The steps are as follows:

  1. Declare a variable ‘ans’ and initialize it to 0. Also, store the sum of all array elements in another variable, ‘total_sum.’
  2. Generate all subsets of the array. We can do it recursively or iteratively.
  3. For generating subsets iteratively, create a variable ‘mask’ that starts from 0 till 2^N - 1.
  4. Now, if the i_th bit is set in this variable mask, it means we can take the i_th element of the array into our first subset; otherwise, we ignore it. We can write a for loop which iterates from 0 to N - 1 to check for each element if it is present in our subset.
     

Note that we don’t have to create the subset explicitly. We only have to maintain a variable that stores the sum of this subset.
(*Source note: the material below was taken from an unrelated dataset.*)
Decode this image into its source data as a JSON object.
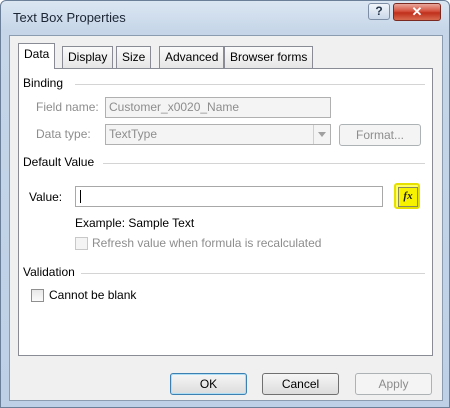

  1. Let the sum of the subset be ‘S1’. Then the sum of the elements of the other subset is ‘S2’ = total_sum - S1.
  2. Check if the condition S1 - S2 = D is valid. If it’s true, then increment the ans.

02 Approach

Let the sums of the elements of both the subsets be ‘S1’ and ‘S2’.

 

Then, S1 + S2 = total_sum (Here, ‘total_sum’ is the sum of all the array elements).

 

Also, the condition S1 - S2 = D needs to be satisfied.

 

We get 2 * S1 = total_sum + D when we sum these two equations.

 

And, if we subtract these two equations, we get 2 * S2 = total_sum - D.

 

The problem is reduced to finding subsets with subset-sum equal to (total_sum - D) / 2 (let’s say target), which is our standard Knapsack problem, solved by Dynamic Programming.

 

The steps are as follows:

 

  1. First, we need to handle some edge cases:
    • Since S1 is even, which is only possible if (total_sum - D) is even, if not, then the answer is 0.
    • Also, since all the elements are ≥ 0, that means S2 ≥ 0, which implies total_sum - D ≥ 0. If not, then the answer is 0.
  2. Now let’s establish the states of our DP. One state will be the element's position (‘pos’), and another state will be the ‘sum’. The dimensions of the DP table will be (N + 1) * (target + 1). Initialize all values to -1.
  3. So, create a ‘rec()’ function that takes two parameters, ‘pos’ and ‘sum’.
  4. The base case is:
    • If pos == 0, it means no elements are left. So, if sum == 0, return 1 else return 0.
    • If DP[pos][sum] != -1 return DP[pos][sum]
  5. Two cases arise:
    • If we don’t include this element in our subset:
      • DP[pos][sum] = rec(pos - 1, sum).
    • If we include this element in our subset (this is only possible if ARR[pos] >= sum):
      • DP[pos][sum] += rec(pos - 1, sum - ARR[pos])
    • Return DP[pos][sum]
  6. Finally, call the ‘rec()’ function with parameters N and target and return the result.

03 Approach

Let the sums of the elements of both the subsets be ‘S1’ and ‘S2’.

 

Then, S1 + S2 = total_sum (Here, ‘total_sum’ is the sum of all the array elements).

 

Also, the condition S1 - S2 = D needs to be satisfied.

 

We get 2 * S1 = total_sum + D when we sum these two equations.

 

And, if we subtract these two equations, we get 2 * S2 = total_sum - D.

 

The problem is reduced to finding subsets with subset-sum equal to (total_sum - D) / 2 (let’s say target), which is our standard Knapsack problem, solved by Dynamic Programming.

 

The steps are as follows:

  1. First, we need to handle some base cases:
    • Since S1 is even, which is only possible if (total_sum - D) is even, if not, then the answer is 0.
    • Also, since all the elements are ≥ 0, that means S2 ≥ 0, which implies total_sum - D ≥ 0. If not, then the answer is 0.
  2. Create a 2D DP array of dimensions N + 1 and target + 1.
  3. Here, DP[i][j] denotes the number of ways to form a subset of sum j if we only consider 1st i elements.
  4. Two cases arise:
    • If we don’t include this element in our subset:
      • DP[i][j] = DP[i - 1][j]
    • If we include this element in our subset (this is only possible if ARR[i] >= j):
      • DP[i][j] += DP[i - 1][j - ARR[i]]
  5. Finally, return DP[N][target], as it stores the number of ways to partition this array.